When are the fees effective?
The fees are effective for policy and plan years ending after September 30, 2012. The fee does not apply to plan years ending after September 30, 2019. If the plan year were the calendar year, the fee would apply to calendar years 2012 through 2018. The fee is equal to two dollars (one dollar in the case of plan years ending before October 1, 2013) multiplied by the average number of lives covered under the plan. In the third assessment year, the fee is indexed according to the increase in per capita national health expenditures as determined by the Department of Health and Human Services.
How will the fees be used?
The fees will be used to fund the Patient-Centered Outcomes Research Institute, which was established by PPACA to assist patients, clinicians,purchasers, and policymakers in making informed health decisions. The Institute will not be an agency or establishment of the United States government. The Institute will conduct research to evaluate and compare health outcomes, as well as the clinical effectiveness, risks, and benefits of medical treatments, services, procedures, drugs or other items or strategies that treat, manage, diagnose, or prevent illness or injury.
What self-funded plans are subject to the fee?
Notice 2011-35 defines "applicable self-insured health plan" as any plan for providing accident or health coverage if any portion of the coverage is provided other than through an insurance policy and the plan is established or maintained (1) by one or more employers for the benefit of their employees or former employees, (2) by one or more employee organizations for the benefit of their members or former members, (3) jointly by one or more employers and one or more employee organizations for the benefit of employees or former employees, (4) by a voluntary employees' beneficiary association, (5) by any organization as described in Code section 501(c)(6), or (6) in the case of a plan not previously described, by a multiple employer welfare arrangement, a rural electric cooperative, or a rural telephone cooperative association.
The plan sponsor of the self-funded plan is required to pay the fee.

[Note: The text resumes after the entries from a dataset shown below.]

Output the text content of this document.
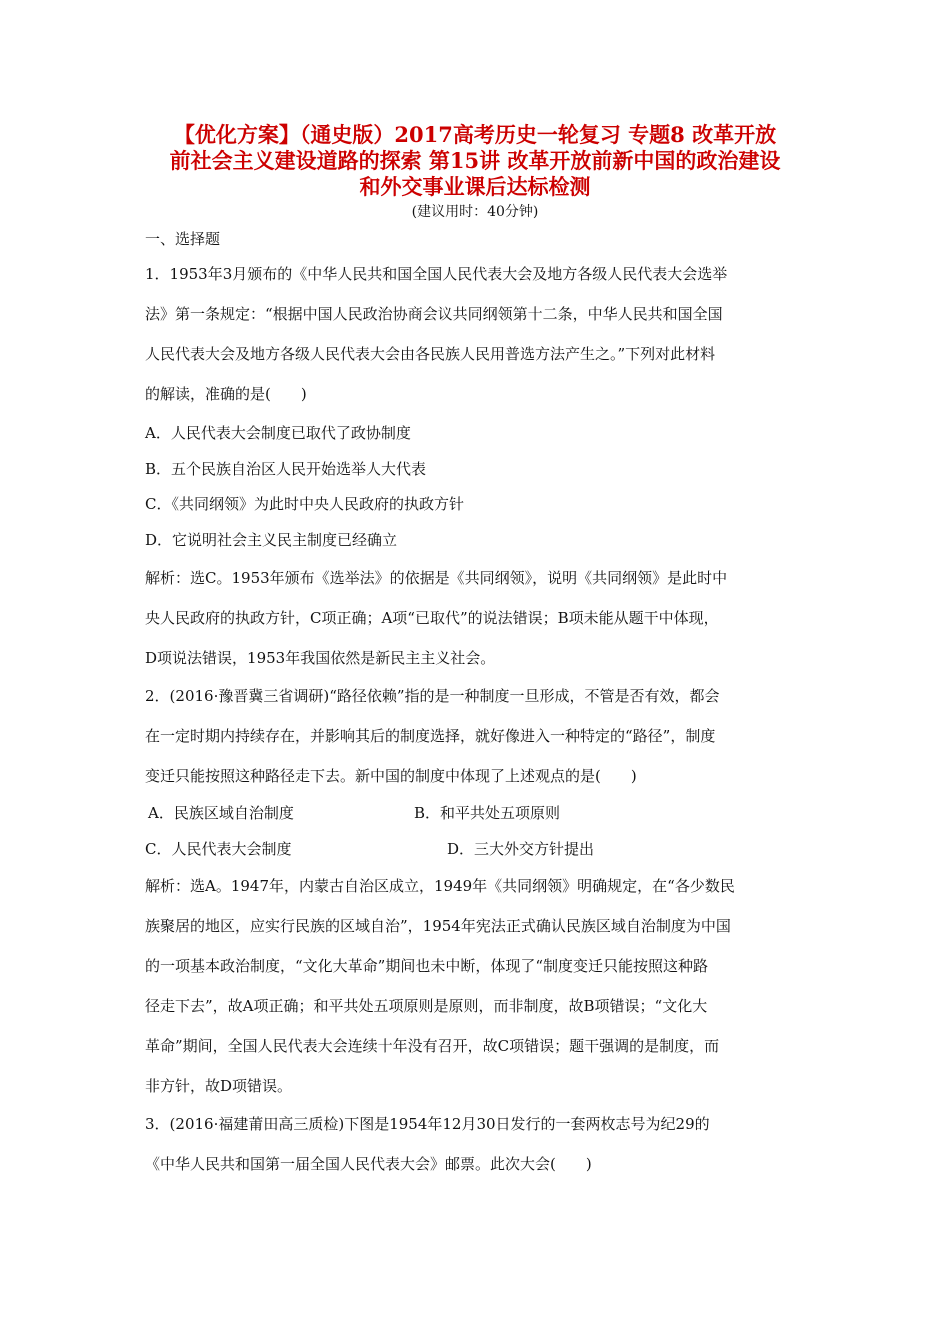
【优化方案】（通史版）2017高考历史一轮复习 专题8 改革开放
前社会主义建设道路的探索 第15讲 改革开放前新中国的政治建设
和外交事业课后达标检测
(建议用时：40分钟)
一、选择题
1．1953年3月颁布的《中华人民共和国全国人民代表大会及地方各级人民代表大会选举
法》第一条规定：“根据中国人民政治协商会议共同纲领第十二条，中华人民共和国全国
人民代表大会及地方各级人民代表大会由各民族人民用普选方法产生之。”下列对此材料
的解读，准确的是(　　)
A．人民代表大会制度已取代了政协制度
B．五个民族自治区人民开始选举人大代表
C．《共同纲领》为此时中央人民政府的执政方针
D．它说明社会主义民主制度已经确立
解析：选C。1953年颁布《选举法》的依据是《共同纲领》，说明《共同纲领》是此时中
央人民政府的执政方针，C项正确；A项“已取代”的说法错误；B项未能从题干中体现，
D项说法错误，1953年我国依然是新民主主义社会。
2．(2016·豫晋冀三省调研)“路径依赖”指的是一种制度一旦形成，不管是否有效，都会
在一定时期内持续存在，并影响其后的制度选择，就好像进入一种特定的“路径”，制度
变迁只能按照这种路径走下去。新中国的制度中体现了上述观点的是(　　)
A．民族区域自治制度	B．和平共处五项原则
C．人民代表大会制度	D．三大外交方针提出
解析：选A。1947年，内蒙古自治区成立，1949年《共同纲领》明确规定，在“各少数民
族聚居的地区，应实行民族的区域自治”，1954年宪法正式确认民族区域自治制度为中国
的一项基本政治制度，“文化大革命”期间也未中断，体现了“制度变迁只能按照这种路
径走下去”，故A项正确；和平共处五项原则是原则，而非制度，故B项错误；“文化大
革命”期间，全国人民代表大会连续十年没有召开，故C项错误；题干强调的是制度，而
非方针，故D项错误。
3．(2016·福建莆田高三质检)下图是1954年12月30日发行的一套两枚志号为纪29的
《中华人民共和国第一届全国人民代表大会》邮票。此次大会(　　)
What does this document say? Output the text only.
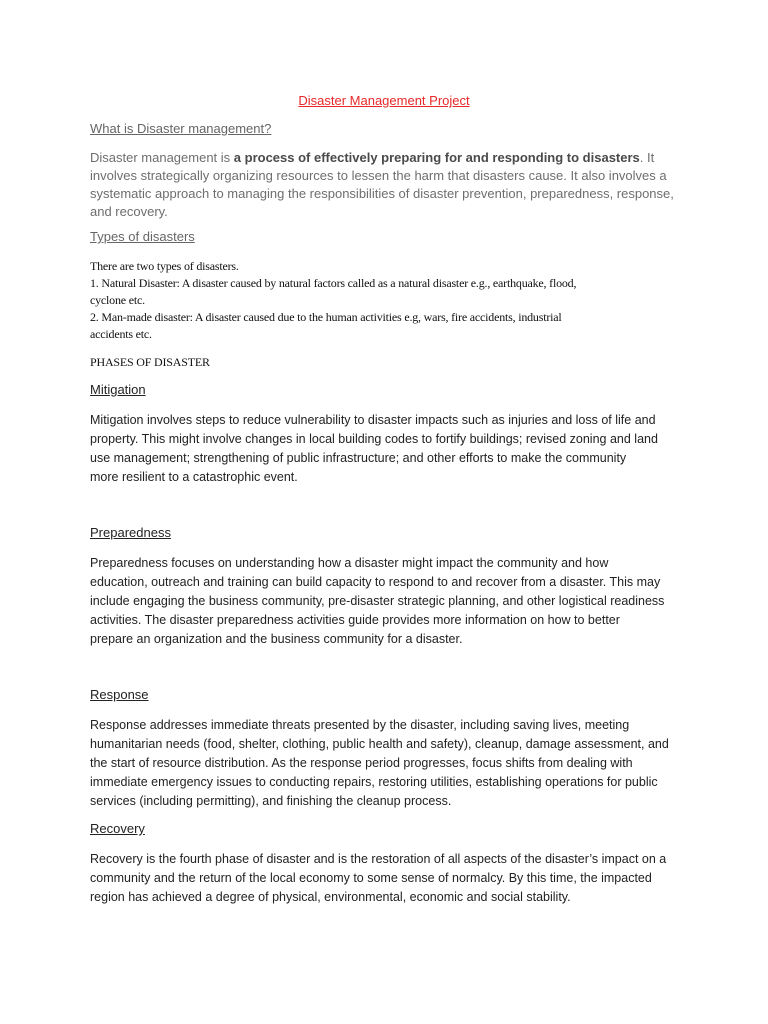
Disaster Management Project
What is Disaster management?

Disaster management is a process of effectively preparing for and responding to disasters. It involves strategically organizing resources to lessen the harm that disasters cause. It also involves a systematic approach to managing the responsibilities of disaster prevention, preparedness, response, and recovery.

Types of disasters
There are two types of disasters.
1. Natural Disaster: A disaster caused by natural factors called as a natural disaster e.g., earthquake, flood,
cyclone etc.
2. Man-made disaster: A disaster caused due to the human activities e.g, wars, fire accidents, industrial
accidents etc.
PHASES OF DISASTER
Mitigation
Mitigation involves steps to reduce vulnerability to disaster impacts such as injuries and loss of life and
property. This might involve changes in local building codes to fortify buildings; revised zoning and land
use management; strengthening of public infrastructure; and other efforts to make the community
more resilient to a catastrophic event.
Preparedness
Preparedness focuses on understanding how a disaster might impact the community and how
education, outreach and training can build capacity to respond to and recover from a disaster. This may
include engaging the business community, pre-disaster strategic planning, and other logistical readiness
activities. The disaster preparedness activities guide provides more information on how to better
prepare an organization and the business community for a disaster.
Response
Response addresses immediate threats presented by the disaster, including saving lives, meeting
humanitarian needs (food, shelter, clothing, public health and safety), cleanup, damage assessment, and
the start of resource distribution. As the response period progresses, focus shifts from dealing with
immediate emergency issues to conducting repairs, restoring utilities, establishing operations for public
services (including permitting), and finishing the cleanup process.
Recovery
Recovery is the fourth phase of disaster and is the restoration of all aspects of the disaster’s impact on a
community and the return of the local economy to some sense of normalcy. By this time, the impacted
region has achieved a degree of physical, environmental, economic and social stability.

How is "plan sponsor" defined?
"Plan sponsor" is defined as the employer in the case of a plan established or maintained by a single employer or the employee organization in the case of a plan established or maintained by an employee organization. In the case of 1) a plan established or maintained by two or more employers or jointly by one or more employers and one or more employee organizations, 2) a multiple employer welfare arrangement, or 3) a voluntary employees' beneficiary association, the "plan sponsor" is the association, committee, joint board of trustees, or other similar group of representatives of the parties that establish or maintain the plan. Governmental entities that are sponsors of applicable self-funded plans are generally subject to the fees.
Does the fee apply to fully insured plans?
Yes. The fee is imposed on "specified health insurance policies," which is broadly defined as any accident or health insurance policy (including a policy under a group health plan) issued with respect to individuals residing in the United States. "Specified health insurance policy" does not include any insurance if substantially all of its coverage is of "excepted benefits" (i.e., standalone dental and vision, hospital indemnity, etc.). The issuer of the health insurance policy is required to pay the fee.